Could exhaled methane be used as a possible indicator for hemodynamic changes in trauma induced hemorrhagic shock? Scientific basis supported by a case study.

INTRODUCTION: Identification of severe blood loss and hemorrhagic shock in polytrauma patients poses a key challenge for trauma teams across the world, as there are just a few objective parameters, on which clinicians can rely. We investigated the relationship between exhaled air methane (CH4) concentration and blood loss in a polytrauma patient. Decreased blood flow in the superior mesenteric artery (SMA) is one of the first compensatory responses to blood loss. Gases produced by the anaerobic flora of the intestinal segment supplied by the SMA are the primary source of exhaled CH4, which diffuses through the intestinal microvessels into the circulation and is finally eliminated through the lungs. We hypothesized that diminution of exhaled CH4 indicates blood loss and tested our theory in a severely injured patient. METHODS: Exhaled CH4 concentrations of a severely injured patient were measured using a photoacoustic spectroscope (PAS) attached to the exhalation side of the breathing circuit.
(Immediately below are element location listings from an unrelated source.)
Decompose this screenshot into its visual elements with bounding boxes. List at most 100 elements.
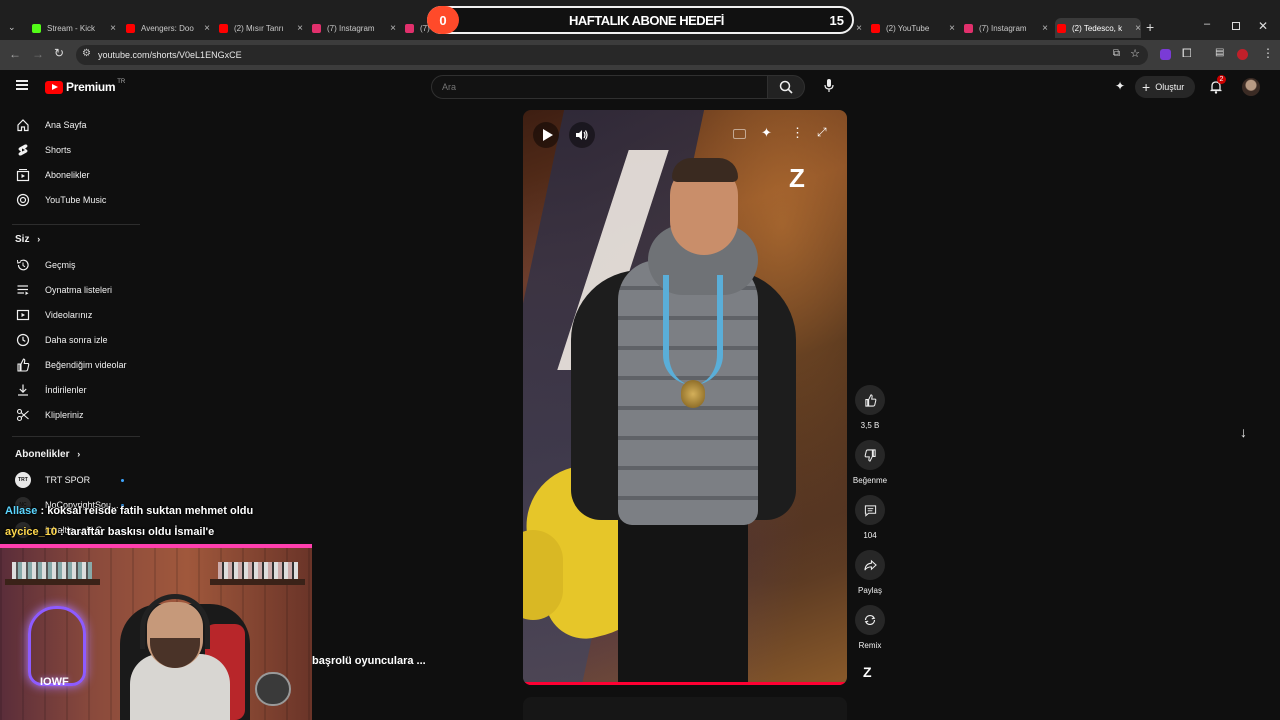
- sidebar-item-label: Abonelikler: [45, 170, 90, 180]
- site-info-icon[interactable]: ⚙: [82, 48, 91, 59]
- sidebar-item-playlist[interactable]: Oynatma listeleri: [0, 278, 140, 302]
- browser-tab[interactable]: (2) YouTube ×: [869, 18, 955, 38]
- maximize-icon[interactable]: [1232, 22, 1240, 30]
- sub-goal-overlay: 0 HAFTALIK ABONE HEDEFİ 15: [427, 6, 854, 34]
- search-button[interactable]: [767, 75, 805, 99]
- subscription-channel[interactable]: TRT TRT SPOR: [0, 468, 140, 492]
- sub-goal-target: 15: [829, 13, 844, 28]
- music-icon: [15, 192, 31, 208]
- sidebar-item-label: Geçmiş: [45, 260, 76, 270]
- sidebar-item-history[interactable]: Geçmiş: [0, 253, 140, 277]
- close-window-icon[interactable]: ✕: [1258, 19, 1268, 33]
- tab-close-icon[interactable]: ×: [1042, 23, 1048, 34]
- shorts-player[interactable]: ✦ ⋮ ⤢ Z: [523, 110, 847, 685]
- subscriptions-section-title: Abonelikler: [15, 449, 70, 460]
- channel-avatar: TRT: [15, 472, 31, 488]
- like-button[interactable]: 3,5 B: [854, 385, 886, 430]
- tab-close-icon[interactable]: ×: [949, 23, 955, 34]
- reload-icon[interactable]: ↻: [54, 46, 64, 60]
- chat-username: aycice_10: [5, 526, 57, 538]
- captions-icon[interactable]: [733, 129, 746, 139]
- tab-close-icon[interactable]: ×: [1135, 23, 1141, 34]
- sidebar-item-watch-later[interactable]: Daha sonra izle: [0, 328, 140, 352]
- download-icon: [15, 382, 31, 398]
- remix-icon: [864, 614, 876, 626]
- ai-sparkle-icon[interactable]: ✦: [1115, 79, 1125, 93]
- sidebar-item-label: Daha sonra izle: [45, 335, 108, 345]
- progress-bar[interactable]: [523, 682, 847, 685]
- webcam-pink-led: [0, 544, 312, 548]
- volume-button[interactable]: [569, 122, 595, 148]
- minimize-icon[interactable]: –: [1204, 18, 1210, 30]
- sidebar-item-download[interactable]: İndirilenler: [0, 378, 140, 402]
- search-input[interactable]: [442, 80, 742, 94]
- sidebar-item-music[interactable]: YouTube Music: [0, 188, 140, 212]
- tab-close-icon[interactable]: ×: [297, 23, 303, 34]
- subscriptions-section-header[interactable]: Abonelikler ›: [15, 449, 80, 460]
- create-button[interactable]: + Oluştur: [1135, 76, 1195, 98]
- channel-avatar-mark[interactable]: Z: [863, 664, 872, 680]
- tab-close-icon[interactable]: ×: [390, 23, 396, 34]
- chevron-right-icon: ›: [77, 449, 81, 459]
- sub-goal-title: HAFTALIK ABONE HEDEFİ: [569, 13, 724, 28]
- tab-label: (2) Tedesco, k: [1072, 23, 1123, 33]
- account-avatar[interactable]: [1242, 78, 1260, 96]
- next-short-arrow-icon[interactable]: ↓: [1240, 424, 1247, 440]
- browser-tab[interactable]: (7) Instagram ×: [962, 18, 1048, 38]
- tab-list-chevron-icon[interactable]: ⌄: [8, 22, 16, 33]
- comment-icon: [864, 504, 876, 517]
- forward-arrow-icon[interactable]: →: [32, 47, 44, 61]
- remix-button[interactable]: Remix: [854, 605, 886, 650]
- sub-goal-current-badge: 0: [427, 6, 459, 34]
- browser-tab[interactable]: (2) Mısır Tanrı ×: [217, 18, 303, 38]
- youtube-logo[interactable]: Premium TR: [45, 79, 125, 94]
- address-bar[interactable]: ⚙ youtube.com/shorts/V0eL1ENGxCE ⧉ ☆: [76, 45, 1148, 65]
- sidebar-item-shorts[interactable]: Shorts: [0, 138, 140, 162]
- extensions-puzzle-icon[interactable]: ⧠: [1182, 46, 1192, 61]
- browser-tab[interactable]: Stream - Kick ×: [30, 18, 116, 38]
- play-button[interactable]: [533, 122, 559, 148]
- more-options-icon[interactable]: ⋮: [791, 125, 804, 141]
- sidebar-item-clips[interactable]: Klipleriniz: [0, 403, 140, 427]
- yellow-fan-blob-2: [523, 530, 563, 620]
- tab-favicon-icon: [312, 23, 321, 33]
- person-legs: [618, 505, 748, 685]
- sidebar-item-label: Klipleriniz: [45, 410, 84, 420]
- comments-button[interactable]: 104: [854, 495, 886, 540]
- share-icon: [863, 559, 877, 570]
- fullscreen-icon[interactable]: ⤢: [817, 125, 827, 140]
- extension-purple-icon[interactable]: [1160, 49, 1171, 60]
- sidebar-item-like[interactable]: Beğendiğim videolar: [0, 353, 140, 377]
- webcam-shelf: [5, 579, 100, 585]
- medal: [681, 380, 705, 408]
- sidebar-item-your-videos[interactable]: Videolarınız: [0, 303, 140, 327]
- guide-menu-icon[interactable]: [16, 80, 28, 90]
- reading-list-icon[interactable]: ▤: [1215, 47, 1224, 58]
- you-section-header[interactable]: Siz ›: [15, 234, 40, 245]
- sparkle-icon[interactable]: ✦: [761, 125, 772, 141]
- notifications-button[interactable]: 2: [1207, 75, 1227, 98]
- sidebar-item-home[interactable]: Ana Sayfa: [0, 113, 140, 137]
- tab-close-icon[interactable]: ×: [204, 23, 210, 34]
- chat-text: : taraftar baskısı oldu İsmail'e: [57, 526, 215, 538]
- new-tab-button[interactable]: +: [1146, 19, 1154, 35]
- like-circle: [855, 385, 885, 415]
- chat-message: aycice_10 : taraftar baskısı oldu İsmail…: [5, 526, 214, 538]
- dislike-button[interactable]: Beğenme: [853, 440, 887, 485]
- browser-toolbar: ← → ↻ ⚙ youtube.com/shorts/V0eL1ENGxCE ⧉…: [0, 40, 1280, 70]
- tab-label: Stream - Kick: [47, 23, 96, 33]
- share-button[interactable]: Paylaş: [854, 550, 886, 595]
- browser-tab[interactable]: (2) Tedesco, k ×: [1055, 18, 1141, 38]
- tab-close-icon[interactable]: ×: [856, 23, 862, 34]
- voice-search-button[interactable]: [818, 75, 840, 97]
- browser-tab[interactable]: (7) Instagram ×: [310, 18, 396, 38]
- search-box[interactable]: [431, 75, 768, 99]
- sidebar-item-subscriptions[interactable]: Abonelikler: [0, 163, 140, 187]
- browser-tab[interactable]: Avengers: Doo ×: [124, 18, 210, 38]
- back-arrow-icon[interactable]: ←: [9, 47, 21, 61]
- profile-record-icon[interactable]: [1237, 49, 1248, 60]
- browser-menu-icon[interactable]: ⋮: [1262, 46, 1274, 60]
- bookmark-star-icon[interactable]: ☆: [1130, 47, 1140, 60]
- tab-close-icon[interactable]: ×: [110, 23, 116, 34]
- install-app-icon[interactable]: ⧉: [1113, 48, 1120, 59]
The primary objective was to investigate the relationship between exhaled CH4 and conventional indicators of hemorrhage including hemoglobin (Hb) levels, base deficit (BD) values and vital parameters (heart rate and systolic blood pressure) in the early phase of in-hospital care (first 4 h). RESULTS: A severely injured patient was admitted with unstable hemodynamic parameters and incomplete left lower limb amputation, (Injury Severity Score: 38, 74/36 mmHg, 76 bpm). At the time of arrival, considerably lower CH4 levels were detected (22,800 PAU) in the exhaled air. During the first 4 h fluid and massive blood resuscitation, the exhaled CH4 levels were continuously rising in parallel with Htc and Hb values. Corresponding to these changes, BD values displayed a decreasing tendency. DISCUSSION: Our study was conducted to characterize the changes in exhaled air CH4 concentration in response to hemorrhagic shock and to provide data on a viable clinical use of an experimental technique. According to our results, the real-time detection of exhaled air CH4 concentration is an applicable and promising technique for the early detection of bleeding and hemorrhagic shock in severely injured patients. Further research on large sample size and refinement of the PAS technique is required.